Friday, May 24, 2013

INSPIRATION vs. INTIMIDATION

While some family and friends might provide honest feedback, at some point you will need to leave your comfort zone and seek professional critiques if you hope to grow.
While some family and friends might provide honest feedback, at some point you will need to leave your comfort zone and seek professional critiques if you hope to grow.
As I was thinking about this blog post I came across a quote in Guy Kawasaki's book APE: Author, Publisher, Entrepreneur-How to Publish a Book. While Kawasaki is talking about writers, I easily substituted photographer and it wrapped up something that I have thought about often over the years.
"Don't let successful writers [photographers] awe you. ...it's OK for you to admire them for the quality of their writing [photography] or their success. However, don't let other authors [photographers] awe you, because this is the first step to envy and self-doubt."
The final two words, self-doubt, really struck home. I was never envious of other photographers, but I have struggled with self-doubt my entire career.

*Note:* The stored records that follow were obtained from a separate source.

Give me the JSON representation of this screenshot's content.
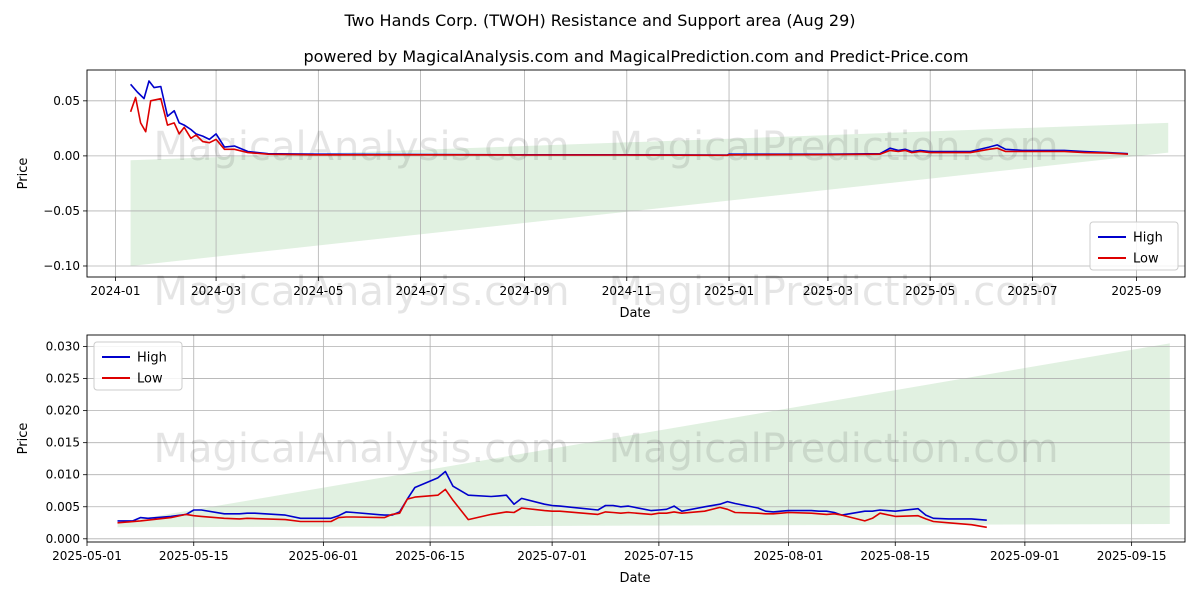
{
  "title": "Two Hands Corp. (TWOH) Resistance and Support area (Aug 29)",
  "subtitle": "powered by MagicalAnalysis.com and MagicalPrediction.com and Predict-Price.com",
  "watermarks": [
    "MagicalAnalysis.com",
    "MagicalPrediction.com"
  ],
  "colors": {
    "high": "#0000cc",
    "low": "#dd0000",
    "band": "#c8e6c9",
    "grid": "#b0b0b0"
  },
  "chart_data": [
    {
      "type": "line",
      "xlabel": "Date",
      "ylabel": "Price",
      "xlim": [
        "2023-12-15",
        "2025-09-30"
      ],
      "ylim": [
        -0.11,
        0.078
      ],
      "x_ticks": [
        "2024-01-01",
        "2024-03-01",
        "2024-05-01",
        "2024-07-01",
        "2024-09-01",
        "2024-11-01",
        "2025-01-01",
        "2025-03-01",
        "2025-05-01",
        "2025-07-01",
        "2025-09-01"
      ],
      "x_tick_labels": [
        "2024-01",
        "2024-03",
        "2024-05",
        "2024-07",
        "2024-09",
        "2024-11",
        "2025-01",
        "2025-03",
        "2025-05",
        "2025-07",
        "2025-09"
      ],
      "y_ticks": [
        -0.1,
        -0.05,
        0.0,
        0.05
      ],
      "y_tick_labels": [
        "−0.10",
        "−0.05",
        "0.00",
        "0.05"
      ],
      "grid": true,
      "legend_position": "bottom-right",
      "band": {
        "x": [
          "2024-01-10",
          "2025-09-20"
        ],
        "upper": [
          -0.004,
          0.03
        ],
        "lower": [
          -0.1,
          0.003
        ]
      },
      "series": [
        {
          "name": "High",
          "x": [
            "2024-01-10",
            "2024-01-14",
            "2024-01-18",
            "2024-01-21",
            "2024-01-24",
            "2024-01-28",
            "2024-02-01",
            "2024-02-05",
            "2024-02-08",
            "2024-02-11",
            "2024-02-15",
            "2024-02-18",
            "2024-02-22",
            "2024-02-26",
            "2024-03-01",
            "2024-03-06",
            "2024-03-12",
            "2024-03-20",
            "2024-04-01",
            "2024-05-01",
            "2024-07-01",
            "2024-09-01",
            "2024-11-01",
            "2024-12-31",
            "2025-01-01",
            "2025-03-01",
            "2025-04-01",
            "2025-04-07",
            "2025-04-12",
            "2025-04-16",
            "2025-04-20",
            "2025-04-25",
            "2025-05-01",
            "2025-05-15",
            "2025-05-25",
            "2025-06-05",
            "2025-06-10",
            "2025-06-15",
            "2025-06-25",
            "2025-07-10",
            "2025-07-20",
            "2025-08-01",
            "2025-08-15",
            "2025-08-27"
          ],
          "values": [
            0.065,
            0.058,
            0.052,
            0.068,
            0.062,
            0.063,
            0.036,
            0.041,
            0.03,
            0.028,
            0.024,
            0.02,
            0.018,
            0.015,
            0.02,
            0.008,
            0.009,
            0.004,
            0.002,
            0.0015,
            0.0012,
            0.001,
            0.001,
            0.0008,
            0.0015,
            0.0015,
            0.002,
            0.007,
            0.005,
            0.006,
            0.004,
            0.005,
            0.004,
            0.004,
            0.004,
            0.008,
            0.01,
            0.006,
            0.005,
            0.005,
            0.005,
            0.004,
            0.003,
            0.002
          ]
        },
        {
          "name": "Low",
          "x": [
            "2024-01-10",
            "2024-01-13",
            "2024-01-16",
            "2024-01-19",
            "2024-01-22",
            "2024-01-28",
            "2024-02-01",
            "2024-02-05",
            "2024-02-08",
            "2024-02-11",
            "2024-02-15",
            "2024-02-18",
            "2024-02-22",
            "2024-02-26",
            "2024-03-01",
            "2024-03-06",
            "2024-03-12",
            "2024-03-20",
            "2024-04-01",
            "2024-05-01",
            "2024-07-01",
            "2024-09-01",
            "2024-11-01",
            "2024-12-31",
            "2025-01-01",
            "2025-03-01",
            "2025-04-01",
            "2025-04-07",
            "2025-04-12",
            "2025-04-16",
            "2025-04-20",
            "2025-04-25",
            "2025-05-01",
            "2025-05-15",
            "2025-05-25",
            "2025-06-05",
            "2025-06-10",
            "2025-06-15",
            "2025-06-25",
            "2025-07-10",
            "2025-07-20",
            "2025-08-01",
            "2025-08-15",
            "2025-08-27"
          ],
          "values": [
            0.04,
            0.053,
            0.03,
            0.022,
            0.05,
            0.052,
            0.028,
            0.03,
            0.02,
            0.026,
            0.016,
            0.019,
            0.013,
            0.012,
            0.015,
            0.006,
            0.006,
            0.003,
            0.0015,
            0.001,
            0.001,
            0.0008,
            0.0008,
            0.0005,
            0.001,
            0.0012,
            0.0015,
            0.005,
            0.004,
            0.005,
            0.003,
            0.004,
            0.003,
            0.003,
            0.003,
            0.006,
            0.007,
            0.004,
            0.004,
            0.004,
            0.004,
            0.003,
            0.0025,
            0.0015
          ]
        }
      ]
    },
    {
      "type": "line",
      "xlabel": "Date",
      "ylabel": "Price",
      "xlim": [
        "2025-05-01",
        "2025-09-22"
      ],
      "ylim": [
        -0.0005,
        0.0318
      ],
      "x_ticks": [
        "2025-05-01",
        "2025-05-15",
        "2025-06-01",
        "2025-06-15",
        "2025-07-01",
        "2025-07-15",
        "2025-08-01",
        "2025-08-15",
        "2025-09-01",
        "2025-09-15"
      ],
      "x_tick_labels": [
        "2025-05-01",
        "2025-05-15",
        "2025-06-01",
        "2025-06-15",
        "2025-07-01",
        "2025-07-15",
        "2025-08-01",
        "2025-08-15",
        "2025-09-01",
        "2025-09-15"
      ],
      "y_ticks": [
        0.0,
        0.005,
        0.01,
        0.015,
        0.02,
        0.025,
        0.03
      ],
      "y_tick_labels": [
        "0.000",
        "0.005",
        "0.010",
        "0.015",
        "0.020",
        "0.025",
        "0.030"
      ],
      "grid": true,
      "legend_position": "top-left",
      "band": {
        "x": [
          "2025-05-05",
          "2025-09-20"
        ],
        "upper": [
          0.0025,
          0.0305
        ],
        "lower": [
          0.0018,
          0.0023
        ]
      },
      "series": [
        {
          "name": "High",
          "x": [
            "2025-05-05",
            "2025-05-06",
            "2025-05-07",
            "2025-05-08",
            "2025-05-09",
            "2025-05-12",
            "2025-05-14",
            "2025-05-15",
            "2025-05-16",
            "2025-05-19",
            "2025-05-21",
            "2025-05-22",
            "2025-05-23",
            "2025-05-27",
            "2025-05-29",
            "2025-05-30",
            "2025-06-02",
            "2025-06-03",
            "2025-06-04",
            "2025-06-05",
            "2025-06-09",
            "2025-06-10",
            "2025-06-11",
            "2025-06-12",
            "2025-06-13",
            "2025-06-16",
            "2025-06-17",
            "2025-06-18",
            "2025-06-20",
            "2025-06-23",
            "2025-06-24",
            "2025-06-25",
            "2025-06-26",
            "2025-06-27",
            "2025-06-30",
            "2025-07-01",
            "2025-07-02",
            "2025-07-07",
            "2025-07-08",
            "2025-07-09",
            "2025-07-10",
            "2025-07-11",
            "2025-07-14",
            "2025-07-15",
            "2025-07-16",
            "2025-07-17",
            "2025-07-18",
            "2025-07-21",
            "2025-07-23",
            "2025-07-24",
            "2025-07-25",
            "2025-07-28",
            "2025-07-29",
            "2025-07-30",
            "2025-07-31",
            "2025-08-01",
            "2025-08-04",
            "2025-08-05",
            "2025-08-06",
            "2025-08-07",
            "2025-08-08",
            "2025-08-11",
            "2025-08-12",
            "2025-08-13",
            "2025-08-15",
            "2025-08-18",
            "2025-08-19",
            "2025-08-20",
            "2025-08-22",
            "2025-08-25",
            "2025-08-27"
          ],
          "values": [
            0.0028,
            0.0028,
            0.0028,
            0.0033,
            0.0032,
            0.0035,
            0.0038,
            0.0045,
            0.0045,
            0.0039,
            0.0039,
            0.004,
            0.004,
            0.0037,
            0.0032,
            0.0032,
            0.0032,
            0.0036,
            0.0042,
            0.0041,
            0.0037,
            0.0037,
            0.0042,
            0.0062,
            0.008,
            0.0095,
            0.0105,
            0.0082,
            0.0068,
            0.0066,
            0.0067,
            0.0068,
            0.0054,
            0.0063,
            0.0054,
            0.0052,
            0.0051,
            0.0045,
            0.0052,
            0.0052,
            0.005,
            0.0051,
            0.0044,
            0.0045,
            0.0046,
            0.0051,
            0.0043,
            0.005,
            0.0054,
            0.0058,
            0.0055,
            0.0048,
            0.0043,
            0.0042,
            0.0043,
            0.0044,
            0.0044,
            0.0043,
            0.0043,
            0.0041,
            0.0037,
            0.0043,
            0.0043,
            0.0045,
            0.0043,
            0.0047,
            0.0037,
            0.0032,
            0.0031,
            0.0031,
            0.0029
          ],
          "plot_fix_note": ""
        },
        {
          "name": "Low",
          "x": [
            "2025-05-05",
            "2025-05-08",
            "2025-05-12",
            "2025-05-14",
            "2025-05-15",
            "2025-05-16",
            "2025-05-19",
            "2025-05-21",
            "2025-05-22",
            "2025-05-27",
            "2025-05-29",
            "2025-05-30",
            "2025-06-02",
            "2025-06-03",
            "2025-06-04",
            "2025-06-05",
            "2025-06-09",
            "2025-06-10",
            "2025-06-11",
            "2025-06-12",
            "2025-06-13",
            "2025-06-16",
            "2025-06-17",
            "2025-06-18",
            "2025-06-20",
            "2025-06-23",
            "2025-06-24",
            "2025-06-25",
            "2025-06-26",
            "2025-06-27",
            "2025-06-30",
            "2025-07-01",
            "2025-07-02",
            "2025-07-07",
            "2025-07-08",
            "2025-07-09",
            "2025-07-10",
            "2025-07-11",
            "2025-07-14",
            "2025-07-15",
            "2025-07-16",
            "2025-07-17",
            "2025-07-18",
            "2025-07-21",
            "2025-07-23",
            "2025-07-24",
            "2025-07-25",
            "2025-07-28",
            "2025-07-29",
            "2025-07-30",
            "2025-07-31",
            "2025-08-01",
            "2025-08-04",
            "2025-08-05",
            "2025-08-06",
            "2025-08-07",
            "2025-08-08",
            "2025-08-11",
            "2025-08-12",
            "2025-08-13",
            "2025-08-15",
            "2025-08-18",
            "2025-08-19",
            "2025-08-20",
            "2025-08-22",
            "2025-08-25",
            "2025-08-27"
          ],
          "values": [
            0.0025,
            0.0028,
            0.0033,
            0.0038,
            0.0036,
            0.0035,
            0.0032,
            0.0031,
            0.0032,
            0.003,
            0.0027,
            0.0027,
            0.0027,
            0.0033,
            0.0034,
            0.0034,
            0.0033,
            0.0038,
            0.004,
            0.0062,
            0.0065,
            0.0068,
            0.0077,
            0.006,
            0.003,
            0.0038,
            0.004,
            0.0042,
            0.0041,
            0.0048,
            0.0044,
            0.0043,
            0.0043,
            0.0038,
            0.0042,
            0.0041,
            0.004,
            0.0041,
            0.0038,
            0.004,
            0.004,
            0.0042,
            0.004,
            0.0043,
            0.0049,
            0.0046,
            0.0041,
            0.004,
            0.0039,
            0.0039,
            0.004,
            0.0041,
            0.004,
            0.0039,
            0.0038,
            0.0039,
            0.0037,
            0.0028,
            0.0032,
            0.004,
            0.0035,
            0.0036,
            0.0031,
            0.0027,
            0.0025,
            0.0022,
            0.0018
          ]
        }
      ]
    }
  ]
}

When I decided I wanted to be a professional photographer, I read books by well known photographers, attended National Press Photographers Association Short Courses, looked through magazines and newspapers, paying particular attention to the photo credits and then following those photographer's work.

You might wonder what is wrong with that? Probably nothing for some, however I compared every shot I took with the work I was following or being presented with at conferences and guess what? It didn't come close. While it didn't stop me from becoming a professional, I know that it kept me from becoming a better photographer earlier in my career. Mostly because I was reluctant to widely share my photography and slow to find [photography] mentors.

Look for inspiration: I encourage every photographer to go back and look at the work of those that came before or follow photographer's whose work that they enjoy. There is nothing wrong with that, just be careful not to compare yourself too closely with others, especially if it causes you to put down your camera in frustration. Remember that there is something to learn from both the past and present, but only you can take a photograph that is your vision.

Founder of the Air Force photojournalism program Ken Hackman, right, offers advice during the Visual Media Workshop in Arlington, Va.
Founder of the Air Force photojournalism program Ken Hackman, right, offers advice during the Visual Media Workshop in Arlington, Va.
Same thing goes when attending workshops, trade shows or conferences. These gatherings can truly offer some inspiration and provide you with ideas or techniques that will help you get better. Challenge yourself to not be overwhelmed and just enjoy the experience of being around lots of creative people. And if you do share, you might be surprised just how many others feel the same way you do.

Beware of intimidation: As you progress and become more confident as a photographer, you will want to share your work outside friends and family. Opening yourself up to that honest critique is hard, nobody wants to hear that they may not be as good as they think they are or that photo you are proudly hanging over the couch is not appreciated by others the same way you enjoy it. As hard as it can be to hear that truth, don't allow yourself to be intimidated by it. Seek out critiques from photographers whose work you admire and that you know will challenge you. Seek out lots of critiques because every one is different too. This how you will grow?

Shane McCoy, a photographer and videographer with the U.S. Marshals Service, provides a critique during the Visual Media Workshop.
Shane McCoy, a photographer and videographer with the U.S. Marshals Service, provides a critique during the Visual Media Workshop.
I've had critiques early in my career that almost made me walk away from photography and I've had students who came to me in tears and were ready to change majors after receiving a particularly harsh critique. As an instructor it was my role to reassure, but also be honest. I offer that because there is nothing wrong with receiving a harsh critique if along with that you are offered constructive ideas on how to improve. Remember also that sometimes people can just be jerks. That happens and as hard as it is, move on. Sometimes it is because there is not an appreciation for what stage you are at.

I never stop trying to make a better photograph today then I did yesterday. Sometimes you are the only one that likes a particular shot and that is fine. Be proud of your work and don't let the fact that there are numerous "celebrity" photographers all over the web intimidate you or keep you from shooting. Again, if you like the photograph and want to hang it on the wall, then do that.

I recently attended the Visual Media Workshops DC Shootoff and one of the presenters, Lou Jones, who has been taking pictures for decades, looked out at the audience at the conclusion of his talk and said, "I consider every one of you my competition, and I welcome it."

That's a great attitude. Take the pictures that you want to take and realize that not everyone will like or appreciate them, but so what. Just keep shooting and sharing.